What happens when wave-generated air bubbles burst at the ocean surface? Radiocarbon (14C) measurements suggest that they grab hold of some of the oldest organic molecules in the sea and throw them into the air. Read all about it in our team’s latest paper, published online this week in Science Advances :
Beaupré, S. R., D. J. Kieber, W. C. Keene, M. S. Long, J. R. Maben, X. Lu, Y. Zhu, A. A. Frossard, J. D. Kinsey, P. Duplessis, R. Y. W. Chang, and J. Bisgrove (2019), Oceanic efflux of ancient marine dissolved organic carbon in primary marine aerosol, Science Advances, 5(10), doi:10.1126/sciadv.aax6535.

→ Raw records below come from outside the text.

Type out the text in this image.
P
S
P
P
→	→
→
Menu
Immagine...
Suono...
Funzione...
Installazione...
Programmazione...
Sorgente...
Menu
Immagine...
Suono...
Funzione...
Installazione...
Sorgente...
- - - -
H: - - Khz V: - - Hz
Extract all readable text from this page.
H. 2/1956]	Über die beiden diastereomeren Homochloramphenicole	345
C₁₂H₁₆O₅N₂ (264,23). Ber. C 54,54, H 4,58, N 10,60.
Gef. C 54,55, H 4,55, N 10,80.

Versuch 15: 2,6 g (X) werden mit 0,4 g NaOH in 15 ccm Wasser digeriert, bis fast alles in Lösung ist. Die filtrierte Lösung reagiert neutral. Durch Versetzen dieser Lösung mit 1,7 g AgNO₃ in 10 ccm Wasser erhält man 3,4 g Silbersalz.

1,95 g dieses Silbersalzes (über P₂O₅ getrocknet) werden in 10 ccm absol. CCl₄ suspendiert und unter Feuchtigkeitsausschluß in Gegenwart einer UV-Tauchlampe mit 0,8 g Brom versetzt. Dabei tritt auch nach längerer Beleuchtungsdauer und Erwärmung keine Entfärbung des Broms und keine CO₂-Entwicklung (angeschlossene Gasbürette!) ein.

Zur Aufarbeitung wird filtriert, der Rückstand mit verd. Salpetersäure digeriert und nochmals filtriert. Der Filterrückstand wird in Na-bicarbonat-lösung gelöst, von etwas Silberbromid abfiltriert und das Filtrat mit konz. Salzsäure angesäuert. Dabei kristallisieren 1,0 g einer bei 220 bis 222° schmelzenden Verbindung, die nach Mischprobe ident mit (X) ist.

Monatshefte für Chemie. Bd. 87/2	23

Abstract: Breaking waves produce bubble plumes that burst at the sea surface, injecting primary marine aerosol (PMA) highly enriched with marine organic carbon (OC) into the atmosphere. It is widely assumed that this OC is modern, produced by present-day biological activity, even though nearly all marine OC is thousands of years old, produced by biological activity long ago. We used natural abundance radiocarbon (14C) measurements to show that 19 to 40% of the OC associated with freshly produced PMA was refractory dissolved OC (RDOC). Globally, this process removes 2 to 20 Tg of RDOC from the oceans annually, comparable to other RDOC losses. This process represents a major removal pathway for old OC from the sea, with important implications for oceanic and atmospheric biogeochemistry, the global carbon cycle, and climate.